The statement we need from a modern Hippocrates, a leader in medicine for our times –

In the medical field, we’ve gotten off track and made fundamental errors in overapplication of our scope of competence and practice. We have unreflectively overapplied our model and training to problems that are not medical at all in nature – like common chronic pain – helping to create and then meet demand by a misled public for a pill for every ailment, every distress. That created a tragic opioid crisis.

We’re making the same error by attempting to rely on a medical fix for the opioid crisis we created, instead of supporting the fields of psychology and behavioral health in treating compulsive substance use – another problem that is entirely non-medical in nature and cause, as evidenced by decades of application of medical and disease models with no public benefit.
It’s time for change.

And time for us to force a critical discourse.

And to take the power back. 

Crisis is a necessary condition for a questioning of doxa, but is not in itself a sufficient condition for the production of a critical discourse.”

– Pierre Bourdieu  Outline of a Theory of Practice (1972)
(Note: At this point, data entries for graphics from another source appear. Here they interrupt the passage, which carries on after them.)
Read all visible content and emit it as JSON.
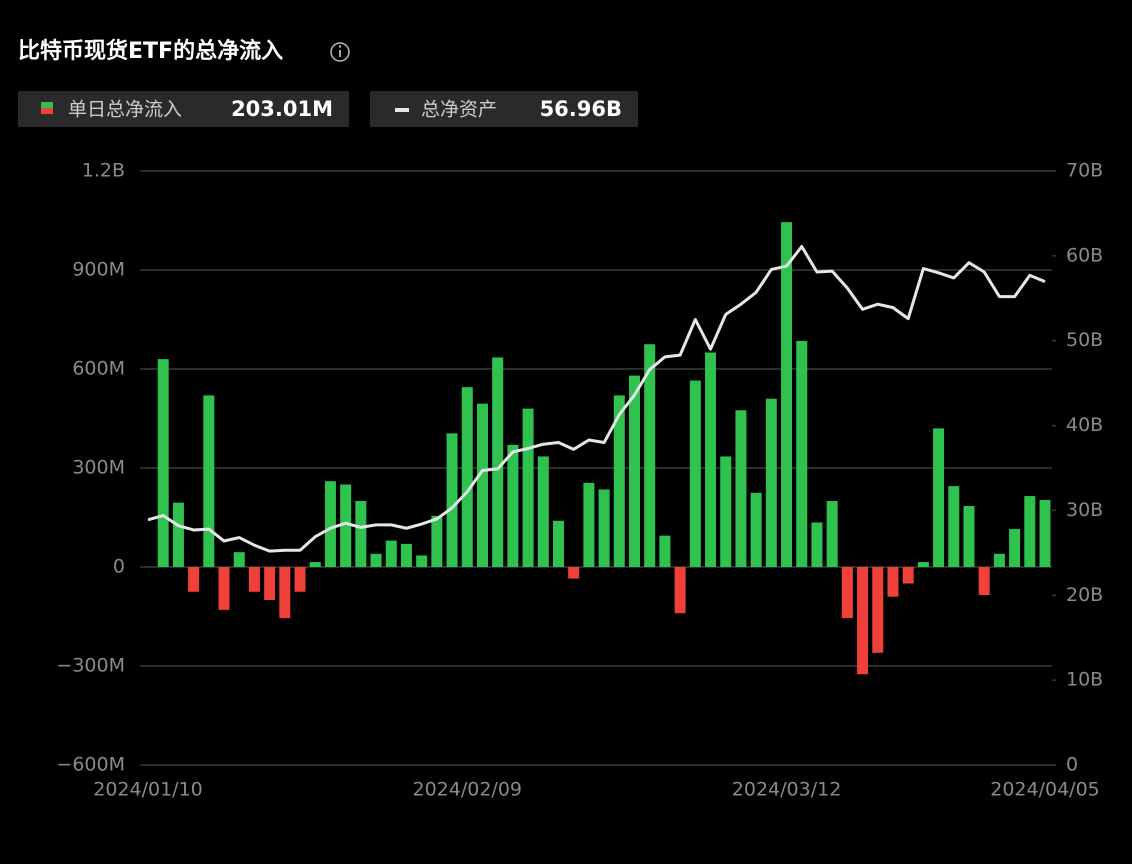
{
  "chart_data": {
    "type": "combo",
    "title": "比特币现货ETF的总净流入",
    "categories": [
      "2024/01/10",
      null,
      null,
      null,
      null,
      null,
      null,
      null,
      null,
      null,
      null,
      null,
      null,
      null,
      null,
      null,
      null,
      null,
      null,
      null,
      null,
      "2024/02/09",
      null,
      null,
      null,
      null,
      null,
      null,
      null,
      null,
      null,
      null,
      null,
      null,
      null,
      null,
      null,
      null,
      null,
      null,
      null,
      null,
      "2024/03/12",
      null,
      null,
      null,
      null,
      null,
      null,
      null,
      null,
      null,
      null,
      null,
      null,
      null,
      null,
      null,
      null,
      "2024/04/05"
    ],
    "series": [
      {
        "name": "单日总净流入",
        "type": "bar",
        "color": "#2fc24f",
        "negative_color": "#f0403a",
        "latest_label": "203.01M",
        "values": [
          0,
          630,
          195,
          -75,
          520,
          -130,
          45,
          -75,
          -100,
          -155,
          -75,
          15,
          260,
          250,
          200,
          40,
          80,
          70,
          35,
          155,
          405,
          545,
          495,
          635,
          370,
          480,
          335,
          140,
          -35,
          255,
          235,
          520,
          580,
          675,
          95,
          -140,
          565,
          650,
          335,
          475,
          225,
          510,
          1045,
          685,
          135,
          200,
          -155,
          -325,
          -260,
          -90,
          -50,
          15,
          420,
          245,
          185,
          -85,
          40,
          115,
          215,
          203.01
        ]
      },
      {
        "name": "总净资产",
        "type": "line",
        "axis": "y2",
        "color": "#e6e6e6",
        "latest_label": "56.96B",
        "values": [
          28.9,
          29.4,
          28.2,
          27.7,
          27.8,
          26.4,
          26.8,
          25.9,
          25.2,
          25.3,
          25.3,
          26.9,
          27.9,
          28.5,
          28.0,
          28.3,
          28.3,
          27.9,
          28.4,
          29.0,
          30.3,
          32.2,
          34.7,
          34.9,
          36.9,
          37.3,
          37.8,
          38.0,
          37.2,
          38.3,
          38.0,
          41.3,
          43.6,
          46.6,
          48.1,
          48.3,
          52.5,
          49.0,
          53.1,
          54.3,
          55.7,
          58.4,
          58.8,
          61.1,
          58.1,
          58.2,
          56.2,
          53.7,
          54.3,
          53.9,
          52.6,
          58.5,
          58.0,
          57.4,
          59.2,
          58.1,
          55.2,
          55.2,
          57.7,
          56.96
        ]
      }
    ],
    "ylim": [
      -600,
      1200
    ],
    "yticks": [
      {
        "value": -600,
        "label": "−600M"
      },
      {
        "value": -300,
        "label": "−300M"
      },
      0,
      {
        "value": 300,
        "label": "300M"
      },
      {
        "value": 600,
        "label": "600M"
      },
      {
        "value": 900,
        "label": "900M"
      },
      {
        "value": 1200,
        "label": "1.2B"
      }
    ],
    "y2lim": [
      0,
      70
    ],
    "y2ticks": [
      0,
      {
        "value": 10,
        "label": "10B"
      },
      {
        "value": 20,
        "label": "20B"
      },
      {
        "value": 30,
        "label": "30B"
      },
      {
        "value": 40,
        "label": "40B"
      },
      {
        "value": 50,
        "label": "50B"
      },
      {
        "value": 60,
        "label": "60B"
      },
      {
        "value": 70,
        "label": "70B"
      }
    ],
    "grid": true
  }
}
In Bourdieu’s Theory of Practice, heterodoxy is dissent, challenge to what “goes without saying” – the accepted, constructed doxa, “knowledge”, reality, that goes without saying precisely because it “comes without saying”, without real scrutiny, untested, unquestioned. The function of doxa is not knowledge or truth or promotion of the collective good, but to protect and serve the interests of those with the power, the cultural capital, to create it.

Why A Critical Discourse?

Because an uncontrolled epidemic of desperate and deadly use of pain-numbing opioid drugs is just the most visible of America’s lethal crises of drug misuse, suicide, depression, of obesity and sickness, of social illness. Because the matrix of health experts and institutions constructed and identified by mass media as trusted authorities – publicly funded and entrusted to protect public health – instead collude to fabricate false assurances like those that created an opioid crisis, while promising medical cures that never come and can never come, while epidemics worsen. Because the “journalists” responsible for protecting public well-being have failed to fight for truth, traded that duty away for their careers, their abdication and cowardice rewarded daily in corporate news offices, attempts to expose that failure and their fabrications punished.

Open, critical examination, exposure, and deconstruction of their lethal matrix of fabrications is a matter of survival, is cure for mass illness and crisis, demands of us a critical discourse.

Crisis is a necessary condition for a questioning of doxa, but is not in itself a sufficient condition for the production of a critical discourse.